ANSEL ADAMS—A Good Crop
I chose this picture of Ansel Adams because you can see his crooked nose—he was rarely photographed from this angle for that very reason. It was broken as a boy during the San Francisco earthquake of 1906. It’s so appropriate that the earth would shake and put its mark on him, because he would later photograph the earth and put his profound mark on the photographic world.
When I was young, Ansel Adams was famous for being the cuddly bear of a man on Grape Nuts TV commercials. But that was the older Ansel Adams. The young Ansel Adams was a wild, mountain-man artist. He would pack his cumbersome view camera and ten glass plates on the back of a donkey and disappear into the mountains for days—returning with photographic history.
I love that he was willing to put a number on how many pictures should make you happy. Ansel Adams says twelve. So stop beating up on yourself for taking bad photographs. You have his permission to continue doing that.

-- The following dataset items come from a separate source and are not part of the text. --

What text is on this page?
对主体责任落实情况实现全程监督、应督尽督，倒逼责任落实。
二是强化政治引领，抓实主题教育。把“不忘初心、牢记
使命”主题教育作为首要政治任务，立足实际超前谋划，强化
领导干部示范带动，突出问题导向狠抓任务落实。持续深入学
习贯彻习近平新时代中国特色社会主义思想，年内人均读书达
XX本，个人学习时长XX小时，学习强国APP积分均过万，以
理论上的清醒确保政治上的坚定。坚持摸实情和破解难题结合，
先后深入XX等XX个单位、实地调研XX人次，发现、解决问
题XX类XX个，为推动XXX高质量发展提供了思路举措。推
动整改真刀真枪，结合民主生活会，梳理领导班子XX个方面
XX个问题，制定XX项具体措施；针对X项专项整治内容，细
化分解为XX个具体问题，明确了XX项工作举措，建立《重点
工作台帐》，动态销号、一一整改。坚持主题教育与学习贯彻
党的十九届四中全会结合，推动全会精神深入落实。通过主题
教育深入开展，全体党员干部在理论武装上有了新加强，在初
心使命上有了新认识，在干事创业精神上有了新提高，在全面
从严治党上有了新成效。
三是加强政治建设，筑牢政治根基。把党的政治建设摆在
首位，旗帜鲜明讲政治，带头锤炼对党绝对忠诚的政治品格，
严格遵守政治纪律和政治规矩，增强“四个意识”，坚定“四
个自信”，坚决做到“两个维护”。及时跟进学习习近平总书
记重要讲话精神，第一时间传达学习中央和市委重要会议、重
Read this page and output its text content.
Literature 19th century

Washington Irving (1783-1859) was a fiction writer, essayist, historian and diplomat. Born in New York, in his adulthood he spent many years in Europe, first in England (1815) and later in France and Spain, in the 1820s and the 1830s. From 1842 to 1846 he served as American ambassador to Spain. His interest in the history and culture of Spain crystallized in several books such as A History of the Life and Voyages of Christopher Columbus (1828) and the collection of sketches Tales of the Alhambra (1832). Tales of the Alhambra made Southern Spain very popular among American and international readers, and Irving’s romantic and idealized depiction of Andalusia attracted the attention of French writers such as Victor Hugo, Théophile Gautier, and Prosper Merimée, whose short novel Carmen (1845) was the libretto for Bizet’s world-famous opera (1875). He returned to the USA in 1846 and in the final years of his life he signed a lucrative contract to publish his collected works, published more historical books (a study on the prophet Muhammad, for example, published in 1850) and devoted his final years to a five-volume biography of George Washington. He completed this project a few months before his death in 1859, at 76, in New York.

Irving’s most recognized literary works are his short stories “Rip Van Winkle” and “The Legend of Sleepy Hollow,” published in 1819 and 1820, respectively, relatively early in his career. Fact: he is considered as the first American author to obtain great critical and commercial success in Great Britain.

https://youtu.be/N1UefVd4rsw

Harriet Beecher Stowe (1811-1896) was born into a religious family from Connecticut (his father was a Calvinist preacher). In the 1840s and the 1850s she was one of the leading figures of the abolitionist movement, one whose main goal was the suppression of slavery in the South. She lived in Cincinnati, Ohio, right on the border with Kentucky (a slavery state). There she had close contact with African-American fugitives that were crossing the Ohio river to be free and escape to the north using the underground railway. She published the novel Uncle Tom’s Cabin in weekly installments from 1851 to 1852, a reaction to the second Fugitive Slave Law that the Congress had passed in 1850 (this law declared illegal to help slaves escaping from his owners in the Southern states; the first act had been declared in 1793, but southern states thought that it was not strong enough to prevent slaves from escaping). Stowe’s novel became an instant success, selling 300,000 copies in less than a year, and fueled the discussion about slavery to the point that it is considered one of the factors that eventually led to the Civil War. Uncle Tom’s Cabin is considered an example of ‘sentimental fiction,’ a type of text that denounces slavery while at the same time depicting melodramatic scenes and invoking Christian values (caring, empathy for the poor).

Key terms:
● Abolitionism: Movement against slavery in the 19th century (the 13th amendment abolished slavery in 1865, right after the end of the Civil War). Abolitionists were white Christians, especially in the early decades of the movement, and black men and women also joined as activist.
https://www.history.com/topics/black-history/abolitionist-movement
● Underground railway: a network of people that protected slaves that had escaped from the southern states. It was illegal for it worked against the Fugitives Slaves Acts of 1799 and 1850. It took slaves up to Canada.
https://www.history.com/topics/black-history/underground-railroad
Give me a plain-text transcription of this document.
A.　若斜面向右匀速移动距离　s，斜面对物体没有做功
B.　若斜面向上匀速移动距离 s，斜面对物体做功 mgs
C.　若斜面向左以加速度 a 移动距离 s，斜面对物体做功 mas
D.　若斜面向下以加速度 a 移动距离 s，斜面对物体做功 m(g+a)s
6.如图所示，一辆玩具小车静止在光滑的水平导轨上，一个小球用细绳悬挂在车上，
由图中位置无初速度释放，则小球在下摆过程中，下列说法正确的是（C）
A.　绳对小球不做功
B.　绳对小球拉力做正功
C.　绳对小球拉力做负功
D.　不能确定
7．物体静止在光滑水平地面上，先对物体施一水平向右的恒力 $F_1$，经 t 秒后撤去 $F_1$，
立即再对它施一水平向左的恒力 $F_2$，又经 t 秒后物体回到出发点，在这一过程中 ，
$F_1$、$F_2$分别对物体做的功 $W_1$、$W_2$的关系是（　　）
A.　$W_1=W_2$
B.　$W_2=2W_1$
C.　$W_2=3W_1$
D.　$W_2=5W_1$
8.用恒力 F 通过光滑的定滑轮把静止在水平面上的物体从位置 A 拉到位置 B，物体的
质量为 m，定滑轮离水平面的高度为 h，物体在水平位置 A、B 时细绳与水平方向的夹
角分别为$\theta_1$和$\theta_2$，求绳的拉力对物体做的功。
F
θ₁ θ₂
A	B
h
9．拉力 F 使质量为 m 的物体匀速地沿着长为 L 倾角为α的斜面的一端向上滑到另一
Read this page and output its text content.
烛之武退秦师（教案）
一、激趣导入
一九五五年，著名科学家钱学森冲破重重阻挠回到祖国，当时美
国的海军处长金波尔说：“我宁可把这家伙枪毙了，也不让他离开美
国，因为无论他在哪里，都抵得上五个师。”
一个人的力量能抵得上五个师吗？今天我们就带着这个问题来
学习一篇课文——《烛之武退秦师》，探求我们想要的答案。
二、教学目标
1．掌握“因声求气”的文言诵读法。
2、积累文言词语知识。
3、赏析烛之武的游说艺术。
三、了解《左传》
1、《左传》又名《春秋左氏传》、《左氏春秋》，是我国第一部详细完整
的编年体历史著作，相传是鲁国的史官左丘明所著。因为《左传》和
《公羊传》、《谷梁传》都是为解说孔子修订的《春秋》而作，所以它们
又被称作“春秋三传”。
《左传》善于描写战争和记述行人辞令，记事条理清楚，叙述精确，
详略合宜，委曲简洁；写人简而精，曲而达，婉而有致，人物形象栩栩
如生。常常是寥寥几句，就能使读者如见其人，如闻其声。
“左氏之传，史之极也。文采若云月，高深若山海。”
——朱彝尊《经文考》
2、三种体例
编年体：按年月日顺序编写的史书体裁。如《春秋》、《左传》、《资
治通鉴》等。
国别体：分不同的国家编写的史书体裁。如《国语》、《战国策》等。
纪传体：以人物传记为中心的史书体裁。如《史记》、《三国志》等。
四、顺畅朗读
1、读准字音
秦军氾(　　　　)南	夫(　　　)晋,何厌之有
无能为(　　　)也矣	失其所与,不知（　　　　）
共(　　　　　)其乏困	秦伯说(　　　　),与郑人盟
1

So try to get one photograph you love every month. If you do that, you are flying in rarified air. —Nick Kelsh
photo by Jim AlinderAnsel Adams (1902-1984) was an American photographer famous for photographing the American West. He pioneered The Zone System; a method for exposing and processing film to produce extraordinary tones and detail in his black and white photographs. When he was young, he made a pilgrimage to New York City to present his porfolio to Alfred Steiglitz, then considered to be the reigning figure in the photographic art world. Steiglitz slowly and silently looked at every print, put them down, and said “These are the most beautiful photographs I have ever seen.”